Para alguns desses conselheiros, a situação envolvendo Moraes complicou ainda mais a situação de Lula. Para esse grupo, é inevitável que parte do eleitorado brasileiro não associe Moraes a Lula. Além disso, dizem eles, ainda existe gratidão do Planalto ao que ministro fez no julgamento da tentativa de golpe de Estado, que levou, entre outros, o ex-presidente Jair Bolsonaro (PL) à prisão.

A campanha pediu apoio da militância nos grupos de WhatsApp. "Faltam só 25 dias para as eleições, gente! Não tem para onde correr: a missão de hoje é para agora, hein? Precisamos falar sobre as atitudes do ministro André Mendonça no caso envolvendo a blindagem de Flávio Bolsonaro e defender que as instituições cumpram o seu papel com independência", disse um dos textos divulgados no grupo de WhatsApp "Lulaverso", criado pela campanha de Lula em 2022 e ativo até hoje.

Essa publicação foi feita antes da declaração pública de Lula. "Bora botar a boca no trombone! Cada compartilhamento, postagem e conversa importam muito. Está proibido deixar a tarefa para depois."

Éden Valadares defendeu em publicação nas redes que o momento pede reação imediata. "A situação política no Brasil é muito grave. O que eram suspeitas se confirmam em evidências, e precisamos denunciar e reagir agora. A crise institucional que se instalou no Supremo Tribunal Federal está sendo transformada em instrumento eleitoral pelo ministro relator do caso do Banco Master ao barrar as investigações sobre Flávio Bolsonaro, ao ser parcial nas apurações do banqueiro Daniel Vorcaro, ao negar ao Brasil a verdade sobre o escândalo Dark Horse", afirmou.

"A condução do processo claramente tenta influenciar as eleições brasileiras ao proteger o candidato bolsonarista à Presidência da República."

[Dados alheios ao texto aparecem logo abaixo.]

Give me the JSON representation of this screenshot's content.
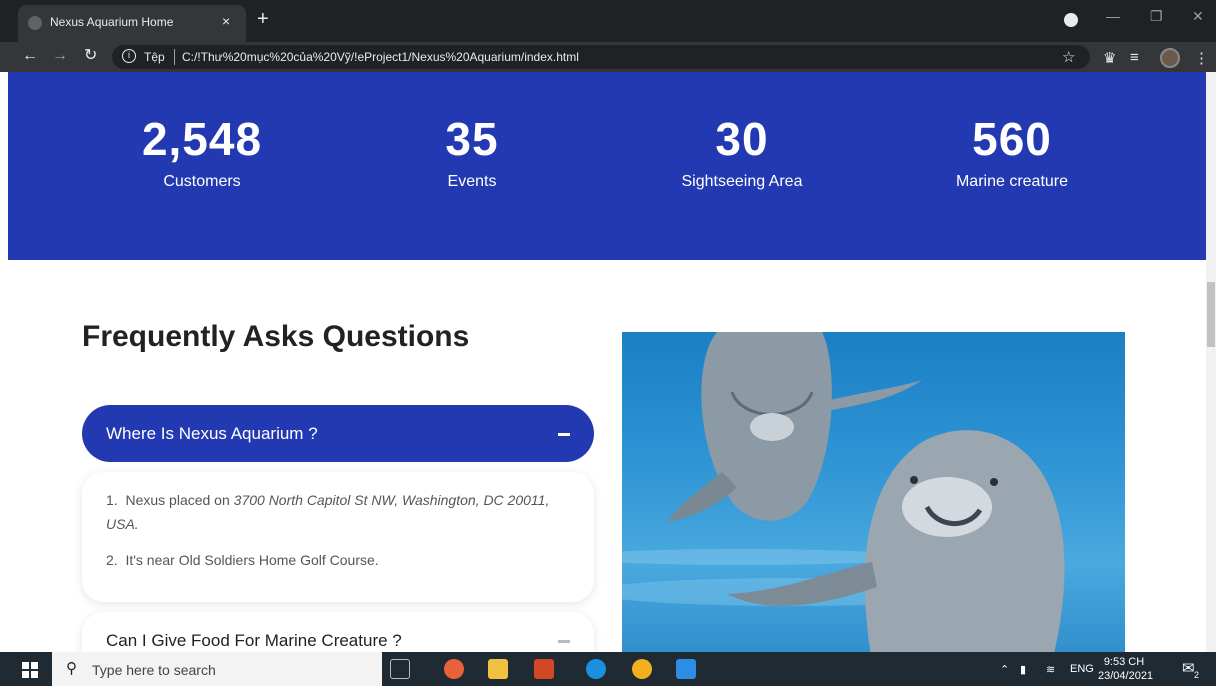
{
  "browser": {
    "tab_title": "Nexus Aquarium Home",
    "tab_close": "×",
    "new_tab": "+",
    "protocol_label": "Tệp",
    "url": "C:/!Thư%20mục%20của%20Vỹ/!eProject1/Nexus%20Aquarium/index.html"
  },
  "stats": [
    {
      "value": "2,548",
      "label": "Customers"
    },
    {
      "value": "35",
      "label": "Events"
    },
    {
      "value": "30",
      "label": "Sightseeing Area"
    },
    {
      "value": "560",
      "label": "Marine creature"
    }
  ],
  "faq": {
    "title": "Frequently Asks Questions",
    "items": [
      {
        "question": "Where Is Nexus Aquarium ?",
        "expanded": true,
        "answers": [
          {
            "num": "1.",
            "prefix": "Nexus placed on ",
            "em": "3700 North Capitol St NW, Washington, DC 20011, USA."
          },
          {
            "num": "2.",
            "text": "It's near Old Soldiers Home Golf Course."
          }
        ]
      },
      {
        "question": "Can I Give Food For Marine Creature ?",
        "expanded": false
      }
    ]
  },
  "colors": {
    "brand": "#2339b1"
  },
  "taskbar": {
    "search_placeholder": "Type here to search",
    "language": "ENG",
    "time": "9:53 CH",
    "date": "23/04/2021",
    "notification_count": "2"
  }
}
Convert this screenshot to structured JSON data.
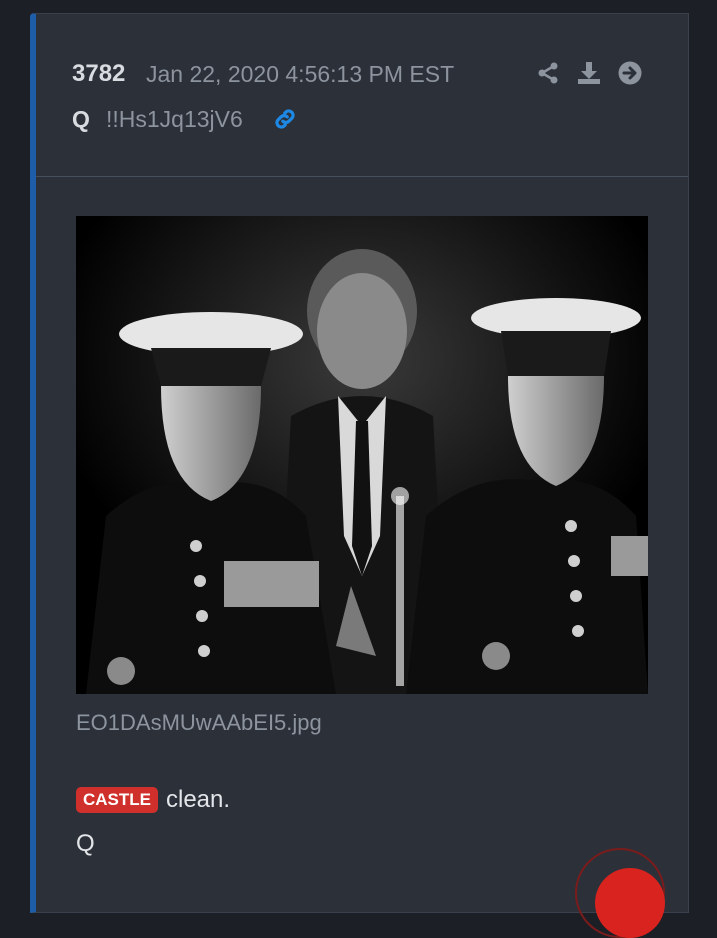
{
  "post": {
    "number": "3782",
    "date": "Jan 22, 2020 4:56:13 PM EST",
    "author": "Q",
    "tripcode": "!!Hs1Jq13jV6"
  },
  "attachment": {
    "filename": "EO1DAsMUwAAbEI5.jpg"
  },
  "message": {
    "tag": "CASTLE",
    "text": "clean.",
    "signature": "Q"
  },
  "icons": [
    "share-icon",
    "download-icon",
    "arrow-right-circle-icon",
    "link-icon"
  ],
  "colors": {
    "card_bg": "#2b3039",
    "accent_bar": "#1e5ea8",
    "tag_bg": "#d0302b",
    "link_icon": "#1e88e5"
  }
}
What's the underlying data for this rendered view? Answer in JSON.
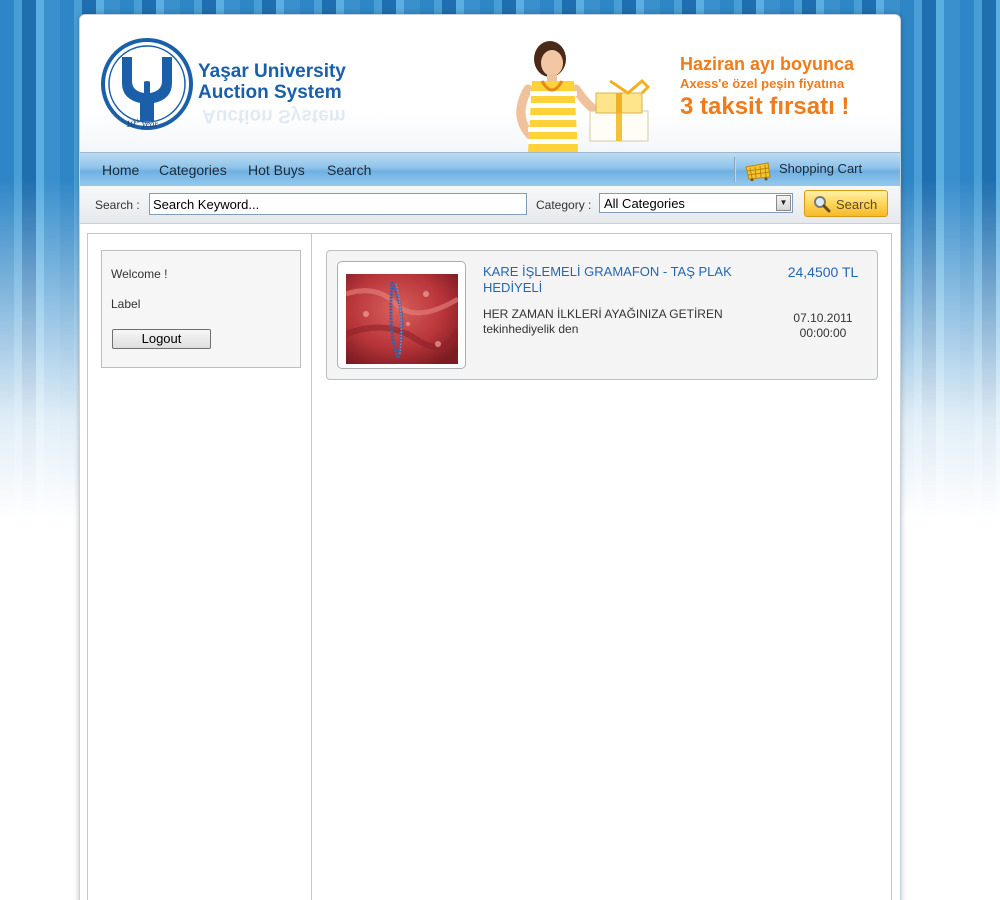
{
  "logo": {
    "line1": "Yaşar University",
    "line2": "Auction System",
    "year_prefix": "10",
    "year_sup": "th",
    "year_suffix": " year"
  },
  "promo": {
    "line1": "Haziran ayı boyunca",
    "line2": "Axess'e özel peşin fiyatına",
    "line3": "3 taksit fırsatı !"
  },
  "nav": {
    "items": [
      {
        "label": "Home"
      },
      {
        "label": "Categories"
      },
      {
        "label": "Hot Buys"
      },
      {
        "label": "Search"
      }
    ],
    "cart_label": "Shopping Cart"
  },
  "search": {
    "label": "Search :",
    "value": "Search Keyword...",
    "category_label": "Category :",
    "category_selected": "All Categories",
    "button_label": "Search"
  },
  "sidebar": {
    "welcome": "Welcome !",
    "label": "Label",
    "logout_label": "Logout"
  },
  "products": [
    {
      "title": "KARE İŞLEMELİ GRAMAFON - TAŞ PLAK HEDİYELİ",
      "description_line1": "HER ZAMAN İLKLERİ AYAĞINIZA GETİREN",
      "description_line2": "tekinhediyelik den",
      "price": "24,4500 TL",
      "date": "07.10.2011",
      "time": "00:00:00"
    }
  ],
  "colors": {
    "brand_blue": "#1a5fa8",
    "promo_orange": "#f07b1b",
    "link_blue": "#2168b3",
    "search_button": "#ffd65a"
  },
  "icons": {
    "cart": "shopping-cart-icon",
    "search": "magnifier-icon",
    "select": "chevron-down-icon"
  }
}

Na semana passada, o Estadão revelou que Alexandre de Moraes e o banqueiro Daniel Vorcaro trocaram 51 mensagens ao longo de 21 dias. A investigação mostrou que Vorcaro pedia auxílio e orientações ao ministro do Supremo sobre as investigações do Master. Também aparecem conversas com o procurador-geral da República, Paulo Gonet, intermediadas por um advogado.

Pesquisa Quaest divulgada nesta segunda-feira, 7, aponta Lula e Flávio Bolsonaro empatados em 41% no segundo turno. O cenário não era registrado desde março, quando ambos também apareciam no mesmo patamar numérico.